In terms of card advantage, this deck looks in some ways great and in some ways awful; for example, there are quite a few spells that cause your opponent to discard cards, but none of them are very focused. Burning Inquiry does not generate card advantage, and Mind Rot and Blightning both allow your opponent to choose which cards to bin. There are some excellent card drawing spells, but they all cost you life points- a considerable and uncontrollable amount in the case of Dark Tutelage!

I think there are essentially three problems here; as Jacob pointed out, it’s not great that the deck wants to cast the enchantments first and the discard spells later, since negative card advantage is most powerful early in the game. The second, related, problem is that it’s not interactive enough; it offers your opponent too much time to set up his board unmolested. Lastly, notice that there are plenty of cards that use your life total as a resource and not enough that replenish it.

The first thing I noticed about this deck is that there’s no Duress or Inquisition of Kozilek present at all; this seems like a bad idea to me, since they are both excellent cards, albeit more useful in some situations than others. They are excellent early on for pulling cards out of your opponent’s hand that he might have used to prevent you from winning, or to end the game himself before you can get going. Given that control seems to be quite a popular archetype at the moment, using your first turn to take away your opponent’s cheapest counter spell to clear the way for a Turn 2 Lilianas Caress seems like a good strategy. Later in the game when your enchantments are in play, they are admittedly less efficient at dealing damage than Burning Inquiry, but look at it like this; Burning Inquiry does virtually nothing in the early game, then 6 damage per enchantment. Duress and Inquisition, by contrast, do something extremely important in the early game, and deal two damage per enchantment later on. I think swapping at least two of the Inquiries for Duress or Inquisition is a viable move, but it does mean the total points of damage the deck can do is lowered, so we’ll need to make them up elsewhere.

I should also point out that the Inquiry messes up your hand as well as your opponent’s; the implication is that because your deck is focused on achieving one thing and one thing only, your are more likely to draw into useful cards than they are. I don’t think this is actually true; when you cast Burning Inquiry, at a rough estimate you’ll usually draw one discard spell at best, one land, and an enchantment or a second land. I really don’t think it merits four slots; Blightning does nearly as much damage with two enchantments on the board, so is nearly as good a finisher, and is useful even without them.

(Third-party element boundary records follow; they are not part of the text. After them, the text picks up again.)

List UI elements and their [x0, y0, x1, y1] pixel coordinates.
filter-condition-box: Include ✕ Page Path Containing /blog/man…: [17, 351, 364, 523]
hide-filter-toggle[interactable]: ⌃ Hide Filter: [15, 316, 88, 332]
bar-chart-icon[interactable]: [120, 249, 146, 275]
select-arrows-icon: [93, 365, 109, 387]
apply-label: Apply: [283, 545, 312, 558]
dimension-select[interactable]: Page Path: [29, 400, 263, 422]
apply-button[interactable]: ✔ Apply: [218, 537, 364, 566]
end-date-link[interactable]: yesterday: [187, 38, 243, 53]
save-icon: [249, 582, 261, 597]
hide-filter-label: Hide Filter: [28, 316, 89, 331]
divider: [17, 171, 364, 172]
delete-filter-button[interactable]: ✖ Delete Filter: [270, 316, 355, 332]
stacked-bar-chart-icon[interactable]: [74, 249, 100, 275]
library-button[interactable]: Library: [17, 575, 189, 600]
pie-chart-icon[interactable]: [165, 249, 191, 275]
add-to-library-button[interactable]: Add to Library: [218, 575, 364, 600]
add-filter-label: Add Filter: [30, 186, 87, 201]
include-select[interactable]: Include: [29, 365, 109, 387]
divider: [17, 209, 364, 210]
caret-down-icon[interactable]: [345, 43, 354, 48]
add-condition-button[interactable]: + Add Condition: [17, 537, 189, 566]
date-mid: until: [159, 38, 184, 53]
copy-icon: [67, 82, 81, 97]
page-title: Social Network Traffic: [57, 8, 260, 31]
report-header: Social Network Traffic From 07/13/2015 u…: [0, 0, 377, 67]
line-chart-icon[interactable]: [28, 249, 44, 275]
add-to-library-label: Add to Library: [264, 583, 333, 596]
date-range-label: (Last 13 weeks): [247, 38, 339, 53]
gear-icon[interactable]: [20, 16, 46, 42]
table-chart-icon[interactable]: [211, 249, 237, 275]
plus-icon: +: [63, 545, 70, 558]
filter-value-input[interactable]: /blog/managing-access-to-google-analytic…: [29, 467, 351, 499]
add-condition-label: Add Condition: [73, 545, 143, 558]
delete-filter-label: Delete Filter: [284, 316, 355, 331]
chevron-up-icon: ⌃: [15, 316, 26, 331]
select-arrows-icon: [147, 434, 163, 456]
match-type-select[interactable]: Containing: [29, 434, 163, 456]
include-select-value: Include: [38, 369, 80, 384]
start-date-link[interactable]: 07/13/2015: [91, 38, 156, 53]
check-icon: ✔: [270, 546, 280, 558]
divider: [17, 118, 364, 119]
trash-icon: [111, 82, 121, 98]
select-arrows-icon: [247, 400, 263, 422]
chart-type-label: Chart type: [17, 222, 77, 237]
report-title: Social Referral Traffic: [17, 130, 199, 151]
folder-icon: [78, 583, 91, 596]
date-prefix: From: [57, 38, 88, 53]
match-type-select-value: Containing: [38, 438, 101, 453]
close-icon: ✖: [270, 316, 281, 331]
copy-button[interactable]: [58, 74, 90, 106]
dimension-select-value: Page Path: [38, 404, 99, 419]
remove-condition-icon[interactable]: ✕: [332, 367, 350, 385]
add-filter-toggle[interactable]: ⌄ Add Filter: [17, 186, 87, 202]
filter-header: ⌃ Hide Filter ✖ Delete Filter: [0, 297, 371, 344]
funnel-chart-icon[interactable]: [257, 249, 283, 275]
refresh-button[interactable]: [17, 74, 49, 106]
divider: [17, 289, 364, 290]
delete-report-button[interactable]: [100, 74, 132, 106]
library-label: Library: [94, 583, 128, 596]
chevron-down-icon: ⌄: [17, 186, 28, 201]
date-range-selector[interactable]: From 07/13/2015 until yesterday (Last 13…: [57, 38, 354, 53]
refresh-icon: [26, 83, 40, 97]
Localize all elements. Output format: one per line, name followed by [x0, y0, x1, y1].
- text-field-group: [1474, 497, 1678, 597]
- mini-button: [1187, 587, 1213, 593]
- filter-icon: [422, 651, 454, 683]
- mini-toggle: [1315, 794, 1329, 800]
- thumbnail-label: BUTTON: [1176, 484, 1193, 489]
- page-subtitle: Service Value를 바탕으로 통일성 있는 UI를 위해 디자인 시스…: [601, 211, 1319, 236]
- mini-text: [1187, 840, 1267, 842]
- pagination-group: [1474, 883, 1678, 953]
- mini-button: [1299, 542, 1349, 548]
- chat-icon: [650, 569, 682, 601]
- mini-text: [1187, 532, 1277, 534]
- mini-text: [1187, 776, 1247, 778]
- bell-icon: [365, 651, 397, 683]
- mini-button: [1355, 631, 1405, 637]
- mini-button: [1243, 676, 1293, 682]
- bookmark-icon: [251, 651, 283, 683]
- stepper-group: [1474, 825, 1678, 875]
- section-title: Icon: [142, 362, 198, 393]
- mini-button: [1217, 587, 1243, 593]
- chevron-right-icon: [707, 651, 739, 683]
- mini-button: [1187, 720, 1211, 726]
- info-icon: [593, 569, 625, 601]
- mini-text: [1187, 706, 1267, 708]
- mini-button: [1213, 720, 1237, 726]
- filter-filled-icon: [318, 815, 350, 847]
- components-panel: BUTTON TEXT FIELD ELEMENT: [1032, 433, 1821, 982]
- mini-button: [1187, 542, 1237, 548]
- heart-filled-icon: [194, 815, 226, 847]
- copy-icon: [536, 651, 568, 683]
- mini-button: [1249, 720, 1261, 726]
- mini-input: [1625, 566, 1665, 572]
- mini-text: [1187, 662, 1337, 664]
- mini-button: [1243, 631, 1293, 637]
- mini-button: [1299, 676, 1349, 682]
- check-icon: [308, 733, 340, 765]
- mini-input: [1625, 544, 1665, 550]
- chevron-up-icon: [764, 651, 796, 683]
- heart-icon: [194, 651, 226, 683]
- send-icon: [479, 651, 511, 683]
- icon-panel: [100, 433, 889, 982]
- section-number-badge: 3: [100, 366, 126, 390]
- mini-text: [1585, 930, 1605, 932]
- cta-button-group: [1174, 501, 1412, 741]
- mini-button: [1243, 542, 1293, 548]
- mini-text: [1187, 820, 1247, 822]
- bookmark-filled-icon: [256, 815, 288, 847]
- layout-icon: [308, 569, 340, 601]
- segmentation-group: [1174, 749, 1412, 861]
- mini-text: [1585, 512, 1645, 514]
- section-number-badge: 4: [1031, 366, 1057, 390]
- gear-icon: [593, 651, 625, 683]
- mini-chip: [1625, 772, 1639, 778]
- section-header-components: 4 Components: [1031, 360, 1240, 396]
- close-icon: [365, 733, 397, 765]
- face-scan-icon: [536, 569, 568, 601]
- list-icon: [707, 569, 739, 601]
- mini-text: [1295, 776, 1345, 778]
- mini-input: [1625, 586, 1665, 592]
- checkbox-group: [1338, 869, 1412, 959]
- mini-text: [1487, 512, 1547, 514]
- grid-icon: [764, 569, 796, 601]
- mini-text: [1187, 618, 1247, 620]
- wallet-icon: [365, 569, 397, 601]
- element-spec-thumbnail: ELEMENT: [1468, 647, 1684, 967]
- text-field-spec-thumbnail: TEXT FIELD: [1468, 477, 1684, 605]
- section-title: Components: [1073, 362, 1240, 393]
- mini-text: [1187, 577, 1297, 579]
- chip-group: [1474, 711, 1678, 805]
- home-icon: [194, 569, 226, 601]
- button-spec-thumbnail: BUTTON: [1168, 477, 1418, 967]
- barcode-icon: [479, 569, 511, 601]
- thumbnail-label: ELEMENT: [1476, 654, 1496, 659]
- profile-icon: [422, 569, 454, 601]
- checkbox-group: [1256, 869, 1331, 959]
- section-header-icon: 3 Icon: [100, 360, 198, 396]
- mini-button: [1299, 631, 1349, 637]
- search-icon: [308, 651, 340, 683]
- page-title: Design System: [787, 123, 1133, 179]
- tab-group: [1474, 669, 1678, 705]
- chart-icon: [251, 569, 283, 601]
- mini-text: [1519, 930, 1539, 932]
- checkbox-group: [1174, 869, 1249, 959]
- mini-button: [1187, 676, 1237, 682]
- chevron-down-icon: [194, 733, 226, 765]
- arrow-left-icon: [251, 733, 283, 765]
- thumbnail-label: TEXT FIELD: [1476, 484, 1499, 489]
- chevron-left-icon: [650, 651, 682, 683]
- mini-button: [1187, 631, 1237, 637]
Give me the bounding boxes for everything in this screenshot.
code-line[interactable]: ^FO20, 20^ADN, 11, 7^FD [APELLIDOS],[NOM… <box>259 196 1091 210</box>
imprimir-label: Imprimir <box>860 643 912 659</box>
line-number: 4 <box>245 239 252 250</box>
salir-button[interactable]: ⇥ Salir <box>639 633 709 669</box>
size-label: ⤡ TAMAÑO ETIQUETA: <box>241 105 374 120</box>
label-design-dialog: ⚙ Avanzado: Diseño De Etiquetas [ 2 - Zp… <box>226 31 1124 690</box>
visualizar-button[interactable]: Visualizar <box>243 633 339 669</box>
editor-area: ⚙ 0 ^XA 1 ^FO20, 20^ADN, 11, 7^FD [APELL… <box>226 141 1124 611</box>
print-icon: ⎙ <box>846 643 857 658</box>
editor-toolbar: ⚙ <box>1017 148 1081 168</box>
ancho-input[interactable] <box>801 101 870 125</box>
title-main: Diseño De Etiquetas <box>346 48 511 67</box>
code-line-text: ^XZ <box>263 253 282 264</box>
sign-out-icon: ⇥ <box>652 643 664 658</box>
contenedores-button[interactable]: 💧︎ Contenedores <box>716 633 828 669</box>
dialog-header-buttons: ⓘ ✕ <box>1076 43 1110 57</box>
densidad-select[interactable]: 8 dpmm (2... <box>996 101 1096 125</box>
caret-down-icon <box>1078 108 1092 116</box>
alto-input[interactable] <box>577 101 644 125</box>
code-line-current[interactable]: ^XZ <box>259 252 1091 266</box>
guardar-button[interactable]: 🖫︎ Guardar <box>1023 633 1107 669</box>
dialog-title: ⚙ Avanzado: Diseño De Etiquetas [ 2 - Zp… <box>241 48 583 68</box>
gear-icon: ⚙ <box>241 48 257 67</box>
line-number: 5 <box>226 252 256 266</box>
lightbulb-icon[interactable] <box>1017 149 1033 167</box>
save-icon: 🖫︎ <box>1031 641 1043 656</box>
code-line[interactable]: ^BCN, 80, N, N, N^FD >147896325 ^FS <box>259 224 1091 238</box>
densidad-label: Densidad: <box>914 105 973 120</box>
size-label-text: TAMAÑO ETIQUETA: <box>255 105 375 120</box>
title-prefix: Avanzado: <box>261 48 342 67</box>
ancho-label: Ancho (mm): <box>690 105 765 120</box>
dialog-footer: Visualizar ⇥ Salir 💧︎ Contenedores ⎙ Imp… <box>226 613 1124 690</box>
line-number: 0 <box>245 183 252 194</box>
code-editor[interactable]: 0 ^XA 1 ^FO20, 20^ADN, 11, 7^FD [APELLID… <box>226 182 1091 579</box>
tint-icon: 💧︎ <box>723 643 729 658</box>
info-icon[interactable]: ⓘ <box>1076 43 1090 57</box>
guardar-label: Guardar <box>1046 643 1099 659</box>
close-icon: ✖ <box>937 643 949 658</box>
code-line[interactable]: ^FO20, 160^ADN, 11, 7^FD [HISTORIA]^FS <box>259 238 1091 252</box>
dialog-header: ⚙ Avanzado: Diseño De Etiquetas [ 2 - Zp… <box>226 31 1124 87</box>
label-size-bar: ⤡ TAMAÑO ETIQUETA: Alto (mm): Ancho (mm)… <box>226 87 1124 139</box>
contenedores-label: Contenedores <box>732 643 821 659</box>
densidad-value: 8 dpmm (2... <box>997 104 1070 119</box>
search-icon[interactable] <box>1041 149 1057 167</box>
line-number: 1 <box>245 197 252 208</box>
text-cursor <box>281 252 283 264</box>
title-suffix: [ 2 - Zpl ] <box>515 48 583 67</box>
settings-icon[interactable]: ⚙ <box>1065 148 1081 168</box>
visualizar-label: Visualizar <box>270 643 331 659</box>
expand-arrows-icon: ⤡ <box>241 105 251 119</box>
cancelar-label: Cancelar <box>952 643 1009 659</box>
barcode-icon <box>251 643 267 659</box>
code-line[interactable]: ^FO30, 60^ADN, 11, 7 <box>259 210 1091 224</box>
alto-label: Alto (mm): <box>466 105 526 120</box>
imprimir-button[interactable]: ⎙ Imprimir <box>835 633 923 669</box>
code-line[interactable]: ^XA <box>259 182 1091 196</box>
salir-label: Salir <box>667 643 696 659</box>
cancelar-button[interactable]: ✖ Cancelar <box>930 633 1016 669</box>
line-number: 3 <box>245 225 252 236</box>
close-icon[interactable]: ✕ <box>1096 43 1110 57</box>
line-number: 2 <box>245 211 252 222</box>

Speaking of damage: running Dark Tutelage and Sign in Blood in a deck that can only possibly gain 4 life through the course of the game seems like a bad idea to me. Sign in Blood is perfect in mono-Black decks, because those decks can make more effective use of the cards that demand a heavy commitment to black, like Tendrils of Corruption and Consume Spirit. This feeling is borne out by the fact that Jacob killed himself with a second Dark Tutelage in one of his test games (perhaps deliberately? I’m not sure). Dark Tutelage is potentially a great card, but I really feel this isn’t the deck for it; Sign in Blood, by contrast, is absolutely essential. Let’s earmark two Dark Tutelage slots for Duress and two for Blood Tithe; an excellent substitute for Tendrils of Corruption that featured in Hannu Vallen’s sideboard. Here we’ve made up for some of the ability to deal damage we gave away by removing Burning Inquiry, and increased the total life we can gain by 150%!

In Conclusion

To summarize: I think we can solve the three problems with Jacob’s deck by including cheaper discard spells, including targeted discard spells, and including some way to gain life. The things we should cut are those which are no good if the enchantments are not in play. Having made my comments, I’m going to pull a fast one and not suggest a deck list. This is first and foremost because, I sincerely regret, I will not have time to playtest it properly before this article reaches your retinae. I have three or four possible ideas about how to finish this deck off, that I will include next month. For now, here’s three cards I think would be delicious and delectable, by way of a tantalizing teaser:

So anyway, I hope you’ve enjoyed this obscenely long article; I don’t claim originality for much of this analysis of card advantage, but I do claim it is (mostly) correct. The lesson to take home for this month is essentially this: be aware of the different ways you can gain and lose card advantage, and try to keep track of it during games. It’s a crucial element in ensuring victory.

Until next time,

Pete

 
  1. I think the article is very nice and detailed, and am looking forward to you going deeper on certain subjects.

    In regards to the megrim deck, like you said it is essentially a combo deck, and burning inquiry is one of the most efficient kill cards. I don’t think cutting them in a deck with no search is a goodidea. The weak point of discard is traditionally that it has no effect once your opponent has no more cards in hand and has enough lands to play anything they draw off the top, but inquiry bypasses that which is huge. I agree dark tutelage should be cut to a 1-2 of for the 1 mana discards instead.

  2. Great article as per usual, Pete. Yr humble insights are ever appreciated by yours truly.